Airlines are taking several actions to attract and retain qualified commercial airline pilots. For example, airlines that GAO interviewed have increased recruiting efforts, and developed partnerships with schools to provide incentives and clearer career paths for new pilots. Some regional airlines have offered new first officers signing bonuses or tuition reimbursement to attract more pilots. However, some airlines found these actions insufficient to attract more pilots, and some actions, such as raising wages, have associated costs that have implications for the industry. Airline representatives and pilot schools suggested FAA could do more to give credit for various kinds of flight experience in order to meet the higher flight-hour requirement, and could consider developing alternative pathways to becoming an airline pilot. Stakeholders were also concerned that available financial assistance may not be sufficient, given the high costs of pilot training and relatively low entry-level wages.
Why GAO Did This Study
Over 66,000 airline pilot jobs exist for larger mainline and smaller regional airlines that operate over 7,000 commercial aircraft. After a decade of turmoil that curtailed growth in the industry and resulted in fewer pilots employed at airlines since 2000, recent industry forecasts indicate that the global aviation industry is poised for growth. However, stakeholders have voiced concerns that imminent retirements, fewer pilots exiting the military, and new rules increasing the number of flight hours required to become a first officer for an airline, could result in a shortage of qualified airline pilots.
GAO was asked to examine pilot supply and demand issues. This report describes (1) what available data and forecasts reveal about the need for and potential availability of airline pilots and (2) what actions industry and government are taking or could take to attract and retain airline pilots.
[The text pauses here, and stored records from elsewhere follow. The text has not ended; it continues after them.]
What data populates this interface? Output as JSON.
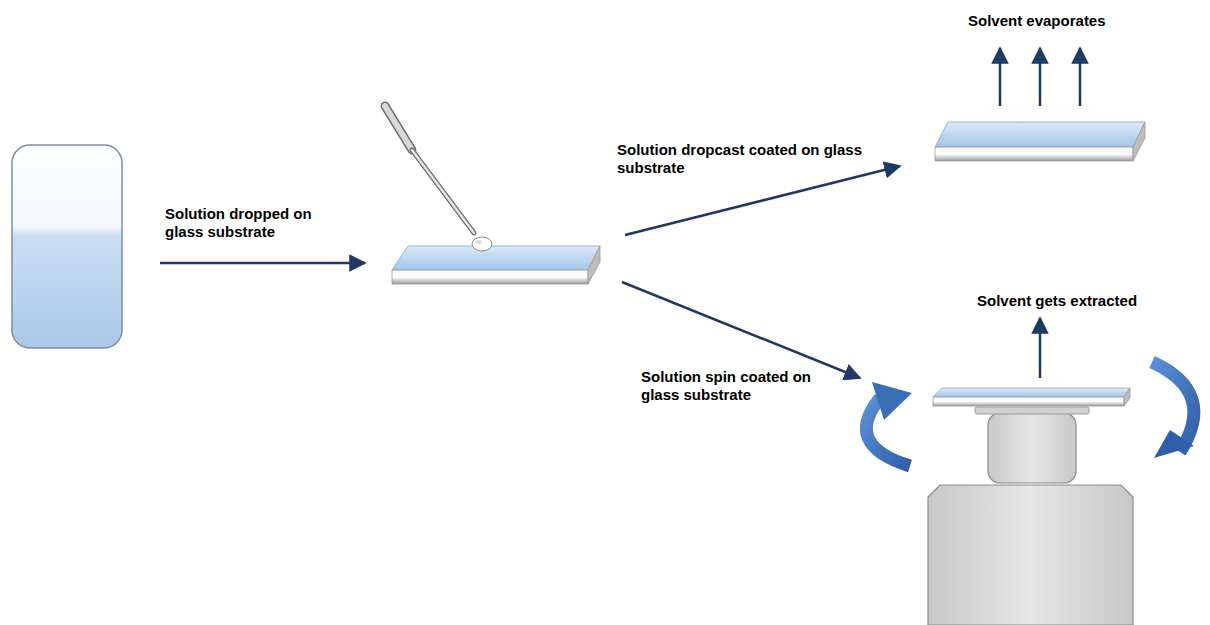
{
  "diagram": {
    "labels": [
      "Solution dropped on glass substrate",
      "Solution dropcast coated on glass substrate",
      "Solution spin coated on glass substrate",
      "Solvent evaporates",
      "Solvent gets extracted"
    ]
  }
}
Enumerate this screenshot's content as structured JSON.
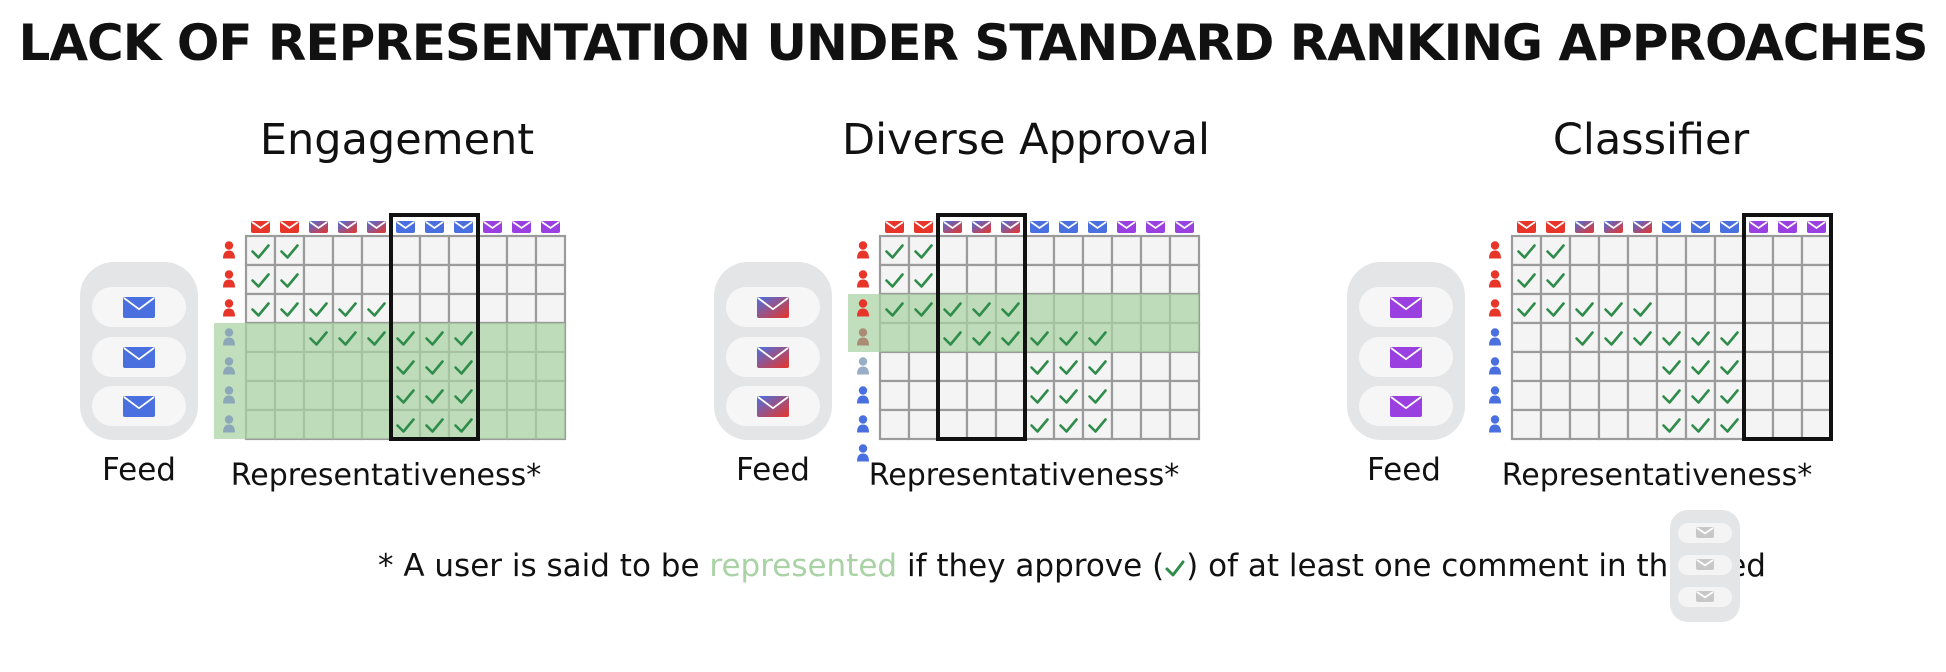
{
  "title": "LACK OF REPRESENTATION UNDER STANDARD RANKING APPROACHES",
  "colors": {
    "red": "#e8352a",
    "blue": "#4a70e0",
    "purple": "#9b40e0",
    "highlight": "#a9d3a4",
    "check": "#2f8c4a",
    "grid_line": "#9b9b9b",
    "cell": "#f4f4f4"
  },
  "panels": [
    {
      "title": "Engagement",
      "feed_label": "Feed",
      "rep_label": "Representativeness*",
      "feed_icons": [
        "blue-envelope-icon",
        "blue-envelope-icon",
        "blue-envelope-icon"
      ],
      "column_icons": [
        "red",
        "red",
        "mixed",
        "mixed",
        "mixed",
        "blue",
        "blue",
        "blue",
        "purple",
        "purple",
        "purple"
      ],
      "user_icons": [
        "red",
        "red",
        "red",
        "faded-blue",
        "faded-blue",
        "faded-blue",
        "faded-blue"
      ],
      "selected_columns": [
        5,
        7
      ],
      "highlight_rows": [
        3,
        6
      ],
      "highlight_cols": [
        0,
        10
      ],
      "checks": [
        [
          0,
          0
        ],
        [
          0,
          1
        ],
        [
          1,
          0
        ],
        [
          1,
          1
        ],
        [
          2,
          0
        ],
        [
          2,
          1
        ],
        [
          2,
          2
        ],
        [
          2,
          3
        ],
        [
          2,
          4
        ],
        [
          3,
          2
        ],
        [
          3,
          3
        ],
        [
          3,
          4
        ],
        [
          3,
          5
        ],
        [
          3,
          6
        ],
        [
          3,
          7
        ],
        [
          4,
          5
        ],
        [
          4,
          6
        ],
        [
          4,
          7
        ],
        [
          5,
          5
        ],
        [
          5,
          6
        ],
        [
          5,
          7
        ],
        [
          6,
          5
        ],
        [
          6,
          6
        ],
        [
          6,
          7
        ]
      ]
    },
    {
      "title": "Diverse Approval",
      "feed_label": "Feed",
      "rep_label": "Representativeness*",
      "feed_icons": [
        "mixed-envelope-icon",
        "mixed-envelope-icon",
        "mixed-envelope-icon"
      ],
      "column_icons": [
        "red",
        "red",
        "mixed",
        "mixed",
        "mixed",
        "blue",
        "blue",
        "blue",
        "purple",
        "purple",
        "purple"
      ],
      "user_icons": [
        "red",
        "red",
        "red",
        "faded-mixed",
        "faded-blue",
        "blue",
        "blue",
        "blue"
      ],
      "selected_columns": [
        2,
        4
      ],
      "highlight_rows": [
        2,
        3
      ],
      "highlight_cols": [
        0,
        10
      ],
      "checks": [
        [
          0,
          0
        ],
        [
          0,
          1
        ],
        [
          1,
          0
        ],
        [
          1,
          1
        ],
        [
          2,
          0
        ],
        [
          2,
          1
        ],
        [
          2,
          2
        ],
        [
          2,
          3
        ],
        [
          2,
          4
        ],
        [
          3,
          2
        ],
        [
          3,
          3
        ],
        [
          3,
          4
        ],
        [
          3,
          5
        ],
        [
          3,
          6
        ],
        [
          3,
          7
        ],
        [
          4,
          5
        ],
        [
          4,
          6
        ],
        [
          4,
          7
        ],
        [
          5,
          5
        ],
        [
          5,
          6
        ],
        [
          5,
          7
        ],
        [
          6,
          5
        ],
        [
          6,
          6
        ],
        [
          6,
          7
        ]
      ]
    },
    {
      "title": "Classifier",
      "feed_label": "Feed",
      "rep_label": "Representativeness*",
      "feed_icons": [
        "purple-envelope-icon",
        "purple-envelope-icon",
        "purple-envelope-icon"
      ],
      "column_icons": [
        "red",
        "red",
        "mixed",
        "mixed",
        "mixed",
        "blue",
        "blue",
        "blue",
        "purple",
        "purple",
        "purple"
      ],
      "user_icons": [
        "red",
        "red",
        "red",
        "blue",
        "blue",
        "blue",
        "blue"
      ],
      "selected_columns": [
        8,
        10
      ],
      "highlight_rows": null,
      "highlight_cols": null,
      "checks": [
        [
          0,
          0
        ],
        [
          0,
          1
        ],
        [
          1,
          0
        ],
        [
          1,
          1
        ],
        [
          2,
          0
        ],
        [
          2,
          1
        ],
        [
          2,
          2
        ],
        [
          2,
          3
        ],
        [
          2,
          4
        ],
        [
          3,
          2
        ],
        [
          3,
          3
        ],
        [
          3,
          4
        ],
        [
          3,
          5
        ],
        [
          3,
          6
        ],
        [
          3,
          7
        ],
        [
          4,
          5
        ],
        [
          4,
          6
        ],
        [
          4,
          7
        ],
        [
          5,
          5
        ],
        [
          5,
          6
        ],
        [
          5,
          7
        ],
        [
          6,
          5
        ],
        [
          6,
          6
        ],
        [
          6,
          7
        ]
      ]
    }
  ],
  "footnote": {
    "prefix": "* A user is said to be ",
    "highlight": "represented",
    "middle": " if they approve (",
    "suffix": ") of at least one comment in the feed"
  }
}
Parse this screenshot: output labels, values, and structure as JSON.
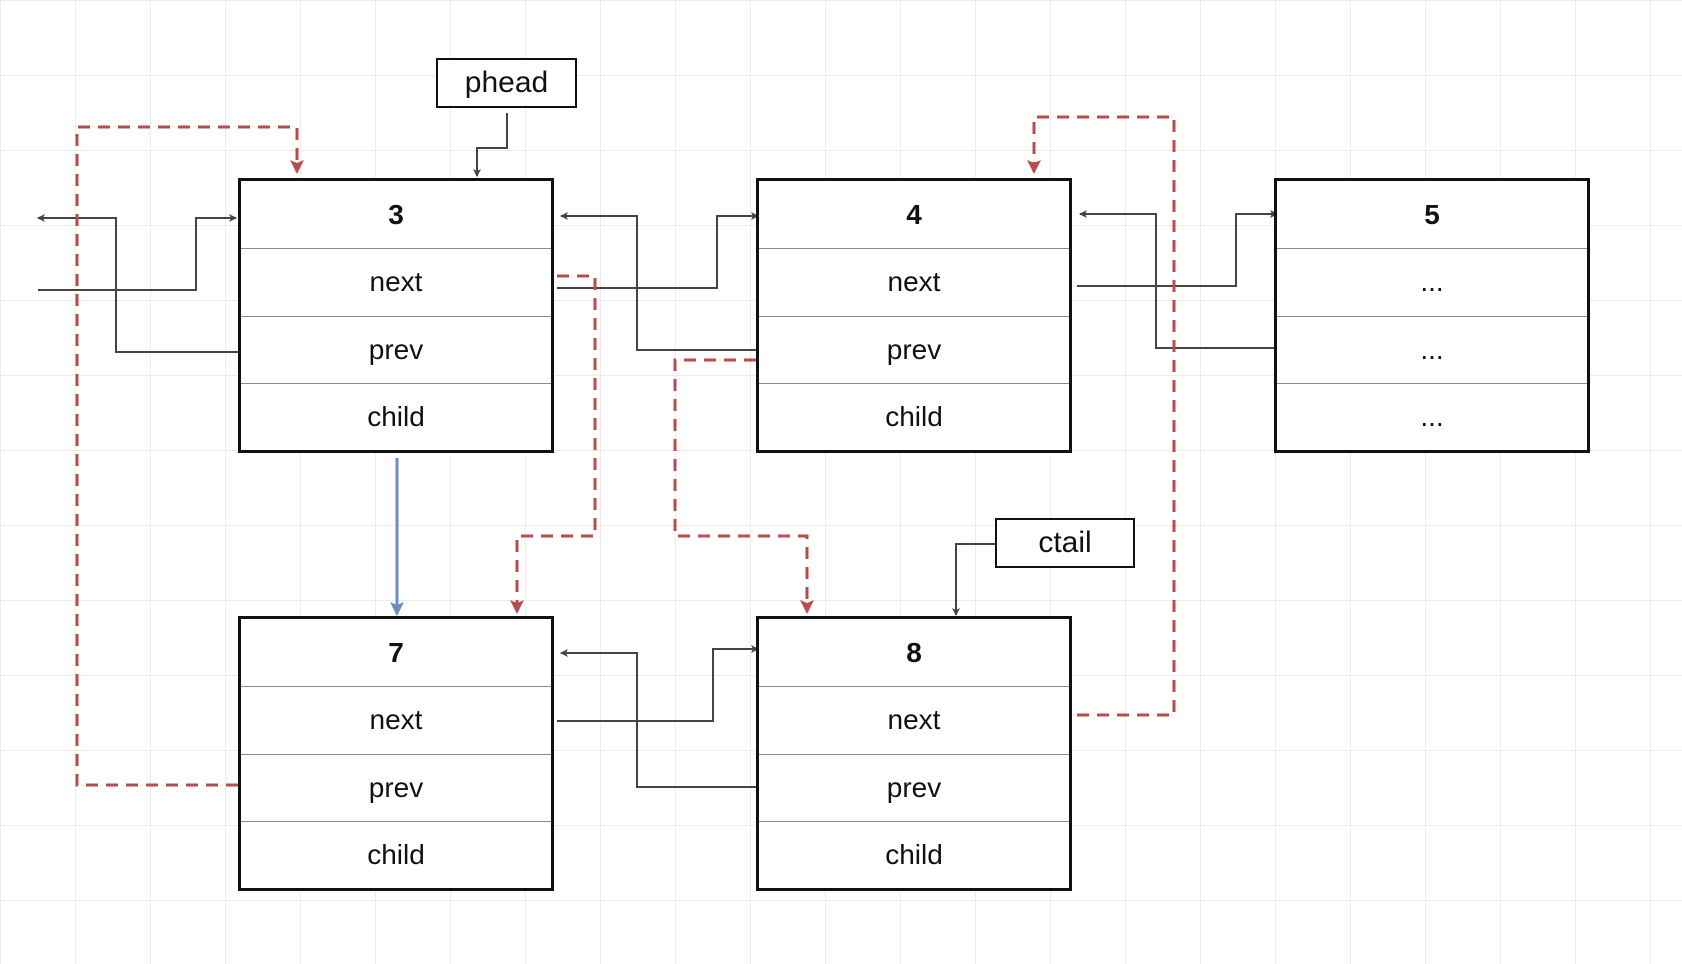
{
  "nodes": [
    {
      "id": "n3",
      "value": "3",
      "fields": [
        "next",
        "prev",
        "child"
      ]
    },
    {
      "id": "n4",
      "value": "4",
      "fields": [
        "next",
        "prev",
        "child"
      ]
    },
    {
      "id": "n5",
      "value": "5",
      "fields": [
        "...",
        "...",
        "..."
      ]
    },
    {
      "id": "n7",
      "value": "7",
      "fields": [
        "next",
        "prev",
        "child"
      ]
    },
    {
      "id": "n8",
      "value": "8",
      "fields": [
        "next",
        "prev",
        "child"
      ]
    }
  ],
  "pointers": {
    "phead": "phead",
    "ctail": "ctail"
  },
  "colors": {
    "line": "#444444",
    "dashed": "#b84c4c",
    "child": "#6c8ebf",
    "box": "#111111",
    "grid": "#ececec"
  }
}
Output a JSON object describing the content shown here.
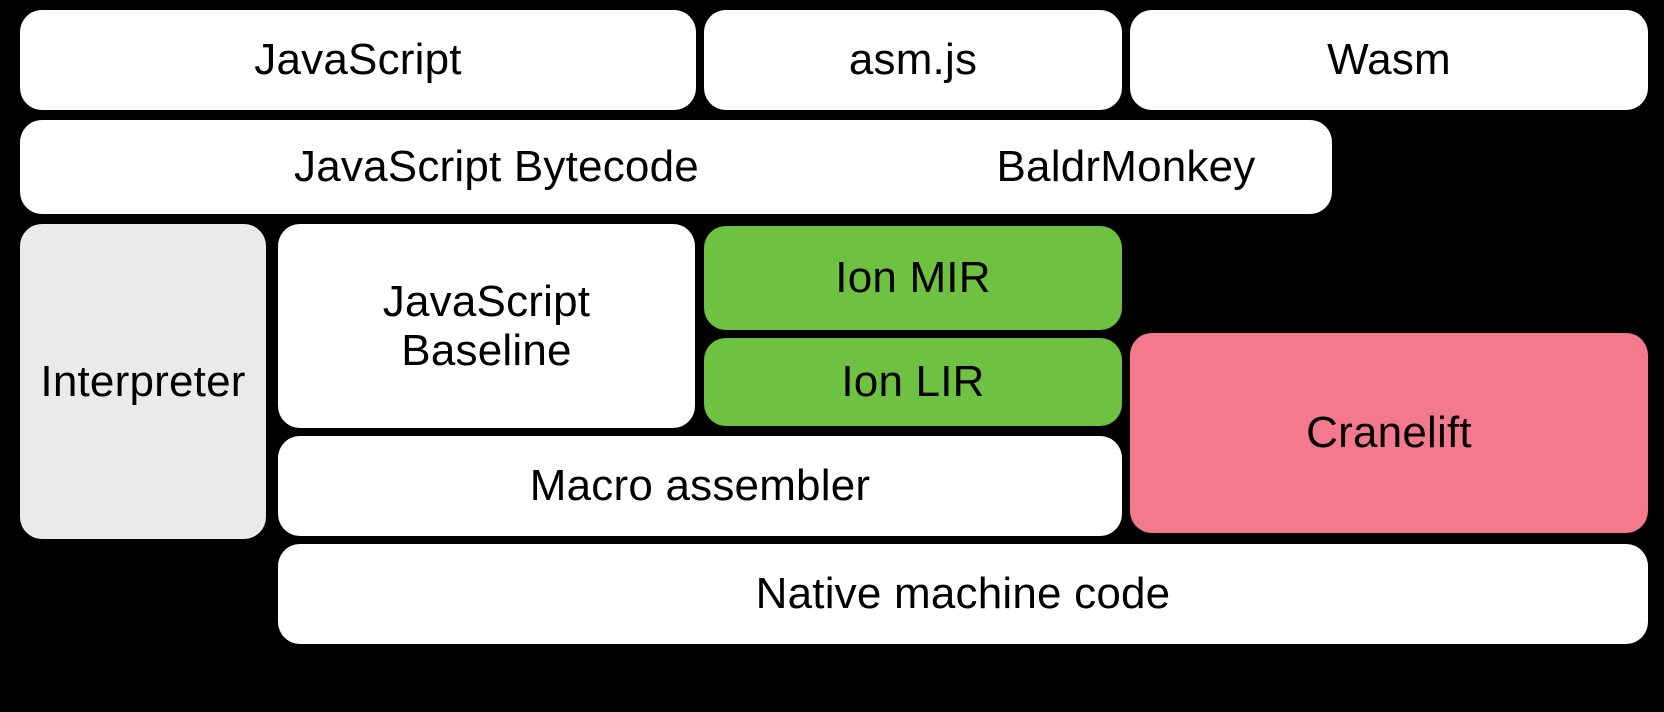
{
  "diagram": {
    "title": "SpiderMonkey compilation pipeline",
    "background_color": "#000000",
    "palette": {
      "white": "#FFFFFF",
      "gray": "#EAEAEA",
      "green": "#6FC142",
      "pink": "#F5798D",
      "text": "#000000"
    },
    "nodes": [
      {
        "id": "javascript",
        "label": "JavaScript",
        "color": "#FFFFFF",
        "row": 1
      },
      {
        "id": "asm-js",
        "label": "asm.js",
        "color": "#FFFFFF",
        "row": 1
      },
      {
        "id": "wasm",
        "label": "Wasm",
        "color": "#FFFFFF",
        "row": 1
      },
      {
        "id": "javascript-bytecode",
        "label": "JavaScript Bytecode",
        "color": "#FFFFFF",
        "row": 2
      },
      {
        "id": "baldrmonkey",
        "label": "BaldrMonkey",
        "color": "#FFFFFF",
        "row": 2
      },
      {
        "id": "interpreter",
        "label": "Interpreter",
        "color": "#EAEAEA",
        "row": 3
      },
      {
        "id": "javascript-baseline",
        "label": "JavaScript\nBaseline",
        "color": "#FFFFFF",
        "row": 3
      },
      {
        "id": "ion-mir",
        "label": "Ion MIR",
        "color": "#6FC142",
        "row": 3
      },
      {
        "id": "ion-lir",
        "label": "Ion LIR",
        "color": "#6FC142",
        "row": 4
      },
      {
        "id": "cranelift",
        "label": "Cranelift",
        "color": "#F5798D",
        "row": 4
      },
      {
        "id": "macro-assembler",
        "label": "Macro assembler",
        "color": "#FFFFFF",
        "row": 5
      },
      {
        "id": "native-machine-code",
        "label": "Native machine code",
        "color": "#FFFFFF",
        "row": 6
      }
    ]
  }
}
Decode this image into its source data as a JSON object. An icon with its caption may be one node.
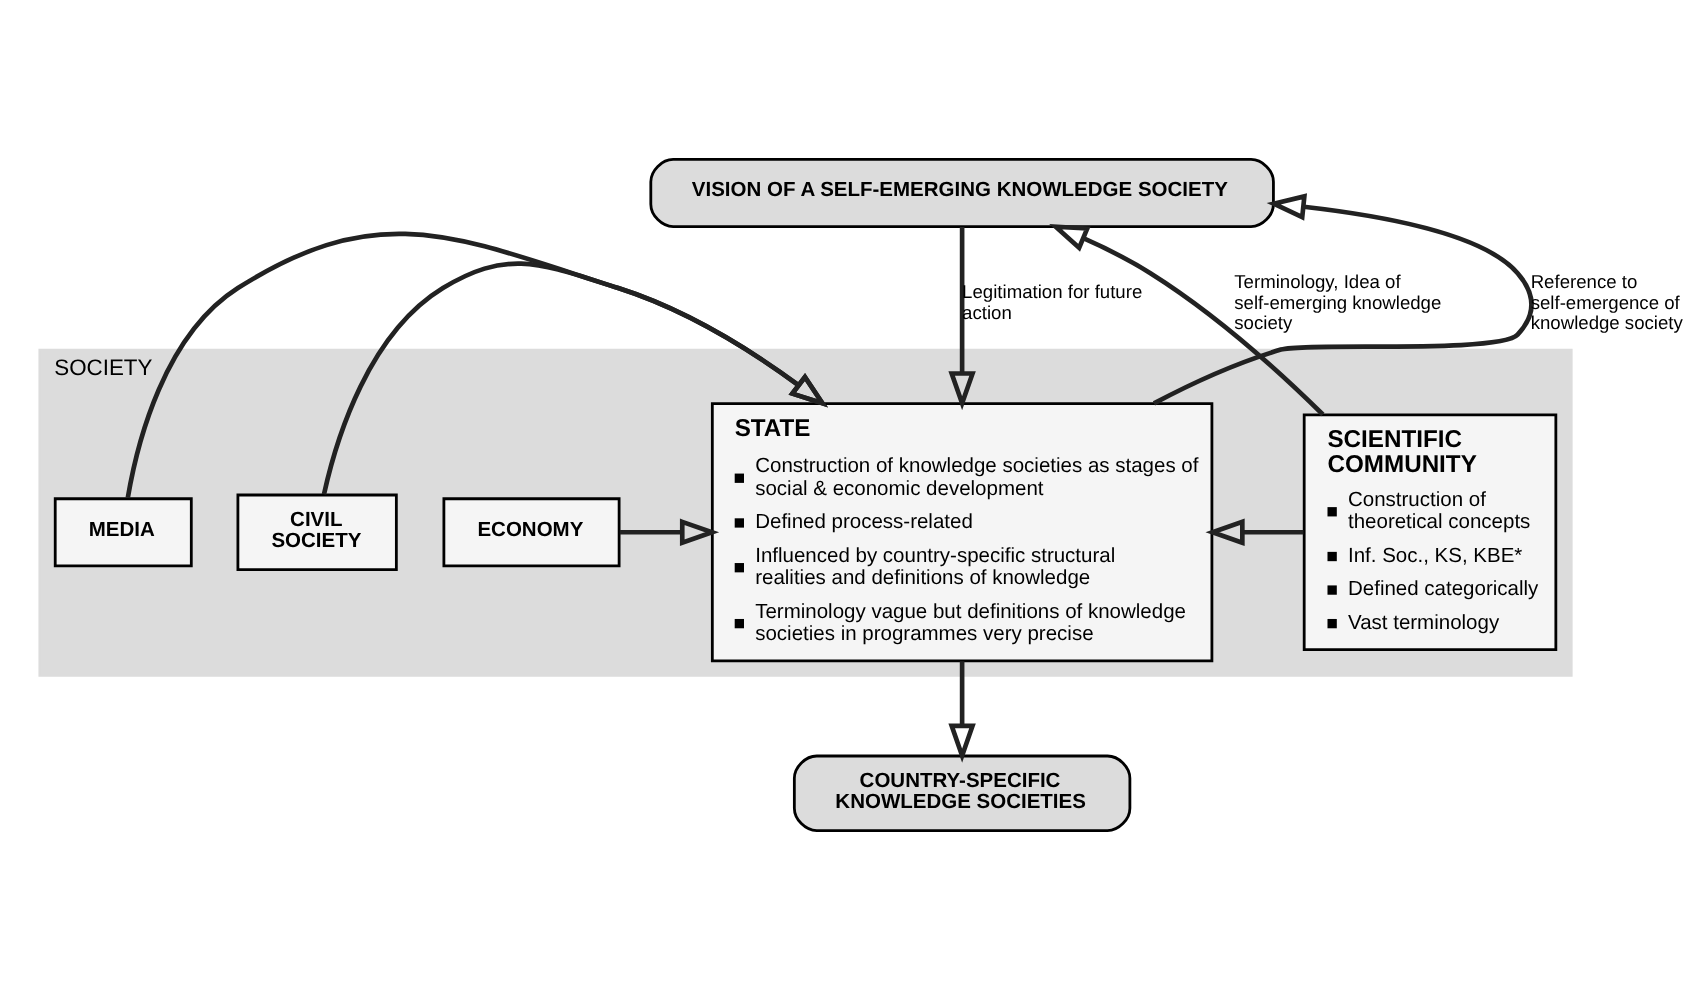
{
  "diagram": {
    "nodes": [
      {
        "text": [
          "VISION OF A SELF-EMERGING KNOWLEDGE SOCIETY"
        ]
      },
      {
        "text": [
          "SOCIETY"
        ]
      },
      {
        "text": [
          "SCIENTIFIC COMMUNITY",
          "Construction of theoretical concepts",
          "Inf. Soc., KS, KBE*",
          "Defined categorically",
          "Vast terminology"
        ],
        "in": 1
      },
      {
        "text": [
          "STATE",
          "Construction of knowledge societies as stages of social & economic development",
          "Defined process-related",
          "Influenced by country-specific structural realities and definitions of knowledge",
          "Terminology vague but definitions of knowledge societies in programmes very precise"
        ],
        "in": 1
      },
      {
        "text": [
          "ECONOMY"
        ],
        "in": 1
      },
      {
        "text": [
          "CIVIL SOCIETY"
        ],
        "in": 1
      },
      {
        "text": [
          "MEDIA"
        ],
        "in": 1
      },
      {
        "text": [
          "COUNTRY-SPECIFIC KNOWLEDGE SOCIETIES"
        ]
      }
    ],
    "edges": [
      {
        "from": 2,
        "to": 0,
        "arrow": "to",
        "label": "Terminology, Idea of self-emerging knowledge society"
      },
      {
        "from": 3,
        "to": 0,
        "arrow": "to",
        "label": "Reference to self-emergence of knowledge society"
      },
      {
        "from": 0,
        "to": 3,
        "arrow": "to",
        "label": "Legitimation for future action"
      },
      {
        "from": 2,
        "to": 3,
        "arrow": "to"
      },
      {
        "from": 4,
        "to": 3,
        "arrow": "to"
      },
      {
        "from": 5,
        "to": 3,
        "arrow": "to"
      },
      {
        "from": 6,
        "to": 3,
        "arrow": "to"
      },
      {
        "from": 3,
        "to": 7,
        "arrow": "to"
      }
    ]
  }
}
GAO collected and analyzed data from 2000 through 2012, forecasts from 2013 through 2022, and literature relevant to the labor market for airline pilots and reviewed documents and interviewed agency officials about programs that support training. GAO interviewed and collected data from associations representing airlines or their pilots, and pilot schools that accounted for about half of the students who graduated with professional pilot majors in 2012. GAO selected the airlines and schools based on factors such as size and location. GAO is not making recommendations in this report. The Department of Transportation and others provided technical clarifications on a draft of the report, which GAO incorporated.